No reason people cannot use different Mpid Getter ID’s per session, then this gets crazy hard. Of course nobody is saying we have thought of 100% of the cases though, but so far so good.
I would say this would be an important question to answer. Perhaps @dirvine could enlighten us? Even if we can communicate and share files privately if our browsing of public data isn’t private… well the NSA would just LOVE that.
Unless somebody is in the 4 close nodes to you then this will be anonymous browsing The id to retrieve data is a hash and not toed to you. I will go over it more, but you have many identities on the net, your Public one is known to folk you have told and then leaked etc. all others are private, including browsing.
I’ll admit this is an unlikely security hole but it is a POSSIBLE secrity hole. Someone could set up a node in the local wifi neighbourhood and become the closest geographical node correct? Thereby alllowing them access to read neighbouring data.
No not really, the closeness is XOR and not geographical. It is possible, but would be extremely rare and also its very likely the node would not know who it was monitoring, unless it was geo close and crypto (XOR) close at the same time. I do think this is similar to it being possible to have a same bitcoin private key (although factor of network nodes and not a fixed number like 2^160) as somebody else. We can work out the maths here I think to perhaps make it more clear. It will be a difficulty based on network population and churn though.
Due to the de-duplication design, if an attacker wanted to identify people who retrieved a known document, the attacker would calculate the hashes for each chunk in the document. Any request for the document should involve a request for the hash of each chunk. If an attacker could map an IP to a GET request containing the hash of single chunk, the attacker could prove the IP requested the entire document. This is more likely to happen with public or shared documents, and could be an issue for those wishing to create “whistleblower” functionality on the network.

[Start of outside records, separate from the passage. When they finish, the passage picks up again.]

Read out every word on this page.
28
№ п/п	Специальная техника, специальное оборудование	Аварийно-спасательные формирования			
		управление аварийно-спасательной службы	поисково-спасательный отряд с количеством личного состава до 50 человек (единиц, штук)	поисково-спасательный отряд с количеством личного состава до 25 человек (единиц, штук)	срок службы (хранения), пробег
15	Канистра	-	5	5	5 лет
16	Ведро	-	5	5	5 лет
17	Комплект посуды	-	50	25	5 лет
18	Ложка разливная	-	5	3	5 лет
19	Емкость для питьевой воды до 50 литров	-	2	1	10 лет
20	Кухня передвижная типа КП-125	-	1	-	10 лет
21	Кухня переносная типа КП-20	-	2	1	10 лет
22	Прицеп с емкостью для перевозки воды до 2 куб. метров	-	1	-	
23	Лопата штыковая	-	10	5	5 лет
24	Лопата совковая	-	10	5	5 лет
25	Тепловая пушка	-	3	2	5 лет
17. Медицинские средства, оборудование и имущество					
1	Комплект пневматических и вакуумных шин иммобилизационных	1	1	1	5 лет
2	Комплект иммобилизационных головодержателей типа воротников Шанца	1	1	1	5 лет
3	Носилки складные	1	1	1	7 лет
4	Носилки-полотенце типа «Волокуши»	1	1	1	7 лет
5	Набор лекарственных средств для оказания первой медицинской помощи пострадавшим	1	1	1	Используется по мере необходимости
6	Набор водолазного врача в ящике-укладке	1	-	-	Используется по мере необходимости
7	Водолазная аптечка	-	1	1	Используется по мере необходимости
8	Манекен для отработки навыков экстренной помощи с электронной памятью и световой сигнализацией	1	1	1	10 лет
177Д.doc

I think its also worth mentioning that nearly all messages between peers are encrypted, which includes GET requests for documents. I think some messages in the initial connection phase cannot be encrypted, but that should be the only time (I haven’t scoured the initiation code much at all). Encrypting all messages between peers prevents attackers sniffing on the edge network in routers, etc, like @Blindsite2k mentioned. So an attacker in that position cannot map GET <--> safe_id or a safe_id <--> IP since the messages are an opaque encrypted blob.
The next question is whether any safe node could map IP <--> GET request easily. Based on the design, the GET messages could be encrypted to the DMs, which means any intermediate nodes (including nodes with direct connections to the client making the request) would not see the GET request. Since the DM is also unlikely to have a direct connection to the client, it is unlikely to know the IP. Thus an attacker would have to control both peer of the targeted client and a DM of the file being requested. This would be harder to control, but the probability should increase as the file being stored increases in size (more chunks being stored). Unfortunately, the code appears to be sending GET requests directly to the closest match in its routing table, which means the DM is directly connected to the client, allowing it to map IP <--> GET. However, I’ve only groked a small portion of the code thus far, so I could’ve easily missed something.
This network should be able to provide the privacy and anonymization that TOR provides. More comparatively analysis will need to be done, so that issues TOR had to correct aren’t duplicated in this network though.
Of course, but that’d be futile and most likely unfeasible.
A simple “rule” for any privacy-supporting site would be to add or change a pixel or frame in every image and soon there would be no deduplication for any such content; this could be created as server-side image-magic/ffmpeg-powered plugin that would automatically inject randomness into all uploaded content.
Since we are aware of the technique and how it was used against certain users of certain “Web disk service”, but because of we all know that no informed person would do the same thing again.